Sorry for my bad English.
Here is my code:
var canvas = document.getElementById("canvas");
var gl = canvas.getContext("webgl");
var fs_str = " void main() { \n "
+ "gl_FragColor = vec4(1.0,0.0,0.0,1.0);\n"
+ "} \n";
var vs_str = "attribute vec3 a_position;\n"
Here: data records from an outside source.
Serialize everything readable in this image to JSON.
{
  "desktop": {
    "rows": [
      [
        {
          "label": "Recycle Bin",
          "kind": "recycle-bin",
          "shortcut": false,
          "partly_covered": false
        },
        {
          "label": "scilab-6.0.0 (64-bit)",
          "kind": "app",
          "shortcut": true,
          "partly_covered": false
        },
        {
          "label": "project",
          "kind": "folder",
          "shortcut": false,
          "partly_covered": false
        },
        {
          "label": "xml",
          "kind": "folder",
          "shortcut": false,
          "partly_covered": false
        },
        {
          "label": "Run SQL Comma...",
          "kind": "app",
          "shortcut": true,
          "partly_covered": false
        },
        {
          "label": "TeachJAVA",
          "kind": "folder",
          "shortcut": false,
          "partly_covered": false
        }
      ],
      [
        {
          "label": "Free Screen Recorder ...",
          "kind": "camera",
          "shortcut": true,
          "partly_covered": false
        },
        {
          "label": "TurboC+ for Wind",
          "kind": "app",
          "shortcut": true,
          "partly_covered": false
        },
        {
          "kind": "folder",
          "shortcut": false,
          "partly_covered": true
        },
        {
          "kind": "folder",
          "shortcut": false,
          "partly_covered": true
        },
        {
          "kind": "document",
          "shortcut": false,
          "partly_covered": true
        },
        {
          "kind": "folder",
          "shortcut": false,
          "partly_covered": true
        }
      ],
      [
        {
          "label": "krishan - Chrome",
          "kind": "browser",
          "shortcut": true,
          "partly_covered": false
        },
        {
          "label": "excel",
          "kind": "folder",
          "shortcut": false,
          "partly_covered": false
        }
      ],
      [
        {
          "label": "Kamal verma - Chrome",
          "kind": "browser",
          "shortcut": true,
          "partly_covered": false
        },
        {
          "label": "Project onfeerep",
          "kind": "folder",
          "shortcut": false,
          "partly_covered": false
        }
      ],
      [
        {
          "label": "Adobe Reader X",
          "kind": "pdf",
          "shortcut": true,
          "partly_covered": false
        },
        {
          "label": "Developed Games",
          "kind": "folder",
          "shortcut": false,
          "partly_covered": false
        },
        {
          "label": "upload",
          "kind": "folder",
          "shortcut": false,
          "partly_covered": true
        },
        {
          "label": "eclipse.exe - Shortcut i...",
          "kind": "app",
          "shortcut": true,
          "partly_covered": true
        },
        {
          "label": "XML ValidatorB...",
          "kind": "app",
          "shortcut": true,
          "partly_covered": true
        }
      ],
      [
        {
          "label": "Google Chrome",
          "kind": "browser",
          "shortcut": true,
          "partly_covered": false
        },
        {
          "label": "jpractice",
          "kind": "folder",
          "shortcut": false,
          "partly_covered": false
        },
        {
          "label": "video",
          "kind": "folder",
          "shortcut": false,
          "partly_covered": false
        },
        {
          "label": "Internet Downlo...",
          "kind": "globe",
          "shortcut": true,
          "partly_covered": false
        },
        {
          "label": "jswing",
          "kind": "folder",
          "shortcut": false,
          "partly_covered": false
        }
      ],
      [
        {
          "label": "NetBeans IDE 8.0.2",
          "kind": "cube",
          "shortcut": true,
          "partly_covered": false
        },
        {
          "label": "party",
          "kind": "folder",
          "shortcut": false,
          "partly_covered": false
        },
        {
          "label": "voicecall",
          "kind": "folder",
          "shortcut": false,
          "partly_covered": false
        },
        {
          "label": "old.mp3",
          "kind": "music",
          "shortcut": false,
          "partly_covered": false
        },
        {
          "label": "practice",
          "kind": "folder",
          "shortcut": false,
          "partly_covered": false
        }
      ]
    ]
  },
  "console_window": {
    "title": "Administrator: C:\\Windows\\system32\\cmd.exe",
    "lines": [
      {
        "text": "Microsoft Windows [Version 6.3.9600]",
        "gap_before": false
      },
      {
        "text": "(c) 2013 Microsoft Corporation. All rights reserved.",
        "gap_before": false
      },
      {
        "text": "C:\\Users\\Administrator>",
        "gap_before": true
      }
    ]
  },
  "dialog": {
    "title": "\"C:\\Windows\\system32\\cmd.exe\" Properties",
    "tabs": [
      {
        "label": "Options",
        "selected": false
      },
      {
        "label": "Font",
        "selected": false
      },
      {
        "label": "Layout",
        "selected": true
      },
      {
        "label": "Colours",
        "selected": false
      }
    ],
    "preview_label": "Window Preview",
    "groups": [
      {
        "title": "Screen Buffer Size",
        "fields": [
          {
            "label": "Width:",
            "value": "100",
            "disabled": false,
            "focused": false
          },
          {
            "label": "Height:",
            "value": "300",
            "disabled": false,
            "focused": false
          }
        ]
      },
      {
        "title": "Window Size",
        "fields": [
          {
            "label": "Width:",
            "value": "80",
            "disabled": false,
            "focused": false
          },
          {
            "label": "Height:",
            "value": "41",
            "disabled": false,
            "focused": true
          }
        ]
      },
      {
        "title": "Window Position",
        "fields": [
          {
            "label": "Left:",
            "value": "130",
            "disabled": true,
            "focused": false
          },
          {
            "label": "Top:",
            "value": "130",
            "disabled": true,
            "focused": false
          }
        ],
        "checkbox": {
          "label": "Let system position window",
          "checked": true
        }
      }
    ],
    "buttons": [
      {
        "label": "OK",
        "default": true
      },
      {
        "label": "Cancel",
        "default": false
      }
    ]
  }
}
+ "uniform mat4 u_matrix;\n"
+ " void main() { \n "
+ "vec4 position = u_matrix * vec4(a_position,1.0);\n"
+ "gl_Position = position;\n"
+ "}";
gl.clearColor(0.0,0.0,0.0,1.0);
gl.clear(gl.COLOR_BUFFER_BIT | gl.DEPTH_BUFFER_BIT);
gl.viewport(0,0,canvas.clientWidth,canvas.clientHeight);
var program = gl.createProgram();
var fs = gl.createShader(gl.FRAGMENT_SHADER);
gl.shaderSource(fs,fs_str);
gl.compileShader(fs);
gl.attachShader(program,fs);
var vs = gl.createShader(gl.VERTEX_SHADER);
gl.shaderSource(vs,vs_str);
gl.compileShader(vs);
gl.attachShader(program,vs);
gl.linkProgram(program);
gl.useProgram(program);
var vertices = [-1.0, -1.0, -1.0,
1.0, 1.0, -1.0,
1.0, -1.0, -1.0
];
var matrix = mat4.create();
mat4.perspective(matrix, (60 * Math.PI/ 180), canvas.clientWidth/canvas.clientHeight, 1, 2000);
var matrixLocation = gl.getUniformLocation(program,"u_matrix");
gl.uniformMatrix4fv(matrixLocation,false,matrix);
var vbo = gl.createBuffer();
gl.bindBuffer(gl.ARRAY_BUFFER, vbo);
gl.bufferData(gl.ARRAY_BUFFER, new Float32Array(vertices), gl.STATIC_DRAW);
var positionLocation = gl.getAttribLocation(program,"a_position");
gl.enableVertexAttribArray(positionLocation);
gl.vertexAttribPointer(positionLocation,3,gl.FLOAT,false,0,0);
gl.drawArrays(gl.TRIANGLES, 0, 3);
<html>
<head>
<meta name="viewport" content="width=device-width, initial-scale=1.0, user-scalable=yes">
<script src="https://ajax.googleapis.com/ajax/libs/jquery/1.12.0/jquery.min.js"></script>
<script src="https://cdnjs.cloudflare.com/ajax/libs/gl-matrix/2.3.2/gl-matrix-min.js"></script>
</head>
<body>
<canvas id="canvas" width="400" height="300"></canvas>
<script src="index.js"></script>
</body>
</html>
Your point of view is at z = 0, looking towards the negatives. Setting a z in the positive will put the object behind you. On the website you linked, the Z value of the slider also can't go in the positives.
Also, because the last parameter of mat4.perspective is 2000, you won't be able to see anything that is more than 2000 units away from you. That is why -2000 is the maximum here.
I'm not entirely sure what you want to do, for me your code is working as attended.
I made a fiddle including the "F" from the tutorial you are following :
https://jsfiddle.net/g69cdeza/1/
I added the line mat4.translate(matrix, matrix, [5, 0, -500]); to move the object.
Is there something more you are not managing to do?